AIFF (Audio Interchange File Format) is a file format used by Macintosh computers and Silicon Graphics Incorporated to store and transmit high-quality audio data, such as music. It can store monaural, stereo, or multi-channel sound as used for soundtracks. Apple Computer developed the format in 1987-88 in accordance with Electronic Arts Interchange File Format (IFF) standards. For this reason, the files might have the extension .aif or .ief.
These audio files are uncompressed, making them quite large compared to the ubiquitous MP3 format. AIFF files are comparable to Microsoft's wave files, and because they are high quality, they are excellent for burning to CD. A hybrid variety, termed AIFF-C, supports compression algorithms of 6:1. Compressed audio files do not have the same full quality of uncompressed files, though the difference will be less noticeable on small portable audio devices such as MP3 players.
The structure of the file contains distinct blocks of data called "chunks," and each chunk contains specific information about the file's contents.

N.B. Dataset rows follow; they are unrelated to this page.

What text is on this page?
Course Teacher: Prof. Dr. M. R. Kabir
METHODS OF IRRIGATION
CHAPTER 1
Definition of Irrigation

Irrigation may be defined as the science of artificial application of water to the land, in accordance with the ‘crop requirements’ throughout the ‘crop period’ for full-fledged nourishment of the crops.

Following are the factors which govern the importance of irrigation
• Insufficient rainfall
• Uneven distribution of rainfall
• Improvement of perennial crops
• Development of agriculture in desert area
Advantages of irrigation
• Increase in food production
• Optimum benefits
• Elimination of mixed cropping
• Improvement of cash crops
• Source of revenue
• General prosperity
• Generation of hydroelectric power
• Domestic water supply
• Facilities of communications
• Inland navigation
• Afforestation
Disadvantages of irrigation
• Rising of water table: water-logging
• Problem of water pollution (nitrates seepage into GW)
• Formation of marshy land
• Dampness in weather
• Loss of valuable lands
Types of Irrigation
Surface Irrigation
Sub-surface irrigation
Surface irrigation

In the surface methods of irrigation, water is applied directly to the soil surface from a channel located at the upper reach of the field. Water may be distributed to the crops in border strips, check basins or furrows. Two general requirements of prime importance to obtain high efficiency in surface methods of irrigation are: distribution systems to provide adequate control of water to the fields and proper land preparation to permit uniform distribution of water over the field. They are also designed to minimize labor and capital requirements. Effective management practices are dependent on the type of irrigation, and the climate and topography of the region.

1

For example, a file will have a common chunk, a sound data chunk, and a chunk ID. Other chunks include a name, author, and copyright chunk. Perhaps owing in part to this structure, these files have been commonly used in professional recording industries for many years.
Though the AIFF file was designed for Macintosh computers, the format can be read by PCs as well, just as wave files can be read by Macintosh computers. Standardization of protocols and interoperability among manufacturers in conjunction with groups like the IFF has made cross-platform compatibility possible. These files are mainly used as an interchange format, either to capture live recordings or to copy existing recordings in order to transfer the sound data to another format, such as burning to disk. Though this format is popular among Macintosh users and audio professionals, PC users tend to use wave files instead.